VALLECAMONICA Edolo: una chiesa per don Gnocchi e i Caduti

    0
    116

    Il gruppo di Edolo ha ricordato gli alpini del battaglione Edolo caduti in tutte le guerre, erigendo una chiesetta a Mola, a 1.700 metri, e intitolandola al beato don Carlo Gnocchi cappellano alpino in terra di Russia durante il secondo conflitto mondiale. La progettazione dell’opera, a cura dell’architetto Fausto Bianchi, e la sua realizzazione, ha visto, per tre anni, la collaborazione gratuita di oltre 70 persone fra iscritti al Gruppo e simpatizzanti impegnate per oltre 5000 ore di lavoro oltre all’aiuto di singoli cittadini, di ditte ed enti che hanno offerto materiali e denaro.
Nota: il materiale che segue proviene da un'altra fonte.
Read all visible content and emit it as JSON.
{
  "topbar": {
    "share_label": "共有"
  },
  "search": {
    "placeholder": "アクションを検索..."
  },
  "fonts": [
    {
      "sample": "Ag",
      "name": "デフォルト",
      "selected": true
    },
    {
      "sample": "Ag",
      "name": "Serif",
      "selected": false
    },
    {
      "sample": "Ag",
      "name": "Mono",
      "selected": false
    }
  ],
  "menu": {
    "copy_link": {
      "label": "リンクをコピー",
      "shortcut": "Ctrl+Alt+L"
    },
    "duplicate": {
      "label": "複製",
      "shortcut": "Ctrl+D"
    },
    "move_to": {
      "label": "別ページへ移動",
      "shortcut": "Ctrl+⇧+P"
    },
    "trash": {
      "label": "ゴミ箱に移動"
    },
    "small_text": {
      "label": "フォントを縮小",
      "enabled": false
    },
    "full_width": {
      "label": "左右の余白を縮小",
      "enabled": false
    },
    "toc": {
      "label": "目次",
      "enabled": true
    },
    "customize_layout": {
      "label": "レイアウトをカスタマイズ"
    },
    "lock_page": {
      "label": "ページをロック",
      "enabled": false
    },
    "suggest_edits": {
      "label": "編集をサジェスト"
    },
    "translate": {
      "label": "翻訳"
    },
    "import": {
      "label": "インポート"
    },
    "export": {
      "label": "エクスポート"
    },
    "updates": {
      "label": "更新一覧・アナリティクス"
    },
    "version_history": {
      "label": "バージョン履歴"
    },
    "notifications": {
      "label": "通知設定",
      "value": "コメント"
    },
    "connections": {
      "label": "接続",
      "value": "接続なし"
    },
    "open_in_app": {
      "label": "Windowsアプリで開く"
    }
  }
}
Nei giorni precedenti l’inaugurazione il coro della sezione Vallecamonica e la fanfara alpina Montenero di Torino hanno riscaldato il cuore degli edolesi con coinvolgenti esibizioni.

    La domenica solenne benedizione ed inaugurazione della chiesetta: sulla stretta strada di alta montagna una breve sfilata delle numerose rappresentanze; lancio di paracadutisti del battaglione Cervino che dal cielo hanno portato la bandiera Italiana, issata poi sul pennone al suono dell’inno d’Italia, consegna delle chiavi della chiesa al parroco di Edolo don Giacomo Zani e infine il saluto del capogruppo, Augusto Tevini, e del sindaco di Edolo Vittorio Marniga. Il consigliere nazionale Ferruccio Minelli ha portato il saluto del Consiglio Direttivo Nazionale, presenti i consiglieri nazionali Geronazzo e Crugnola, l’ex vice presidente nazionale Lavizzari ed il vice presidente della sezione Ballardini.

    È seguita una toccante testimonianza di Ugo Balzari, reduce di Russia, che fu scorta a don Carlo Gnocchi nei terribili momenti di Nikolajewka. All’esterno della chiesetta, la Messa è stata concelebrata dal nunzio apostolico mons. Morandini, da mons. Bazzari, presidente della Fondazione don Carlo Gnocchi, dal parroco di Edolo, da mons. Tosi e dai curati don Federico e don Giuseppe. La fanfara alpina Montenero ha accompagnato i momenti salienti della Messa.

    Sebastiano Savardi

    Pubblicato sul numero di gennaio 2011 de L’Alpino.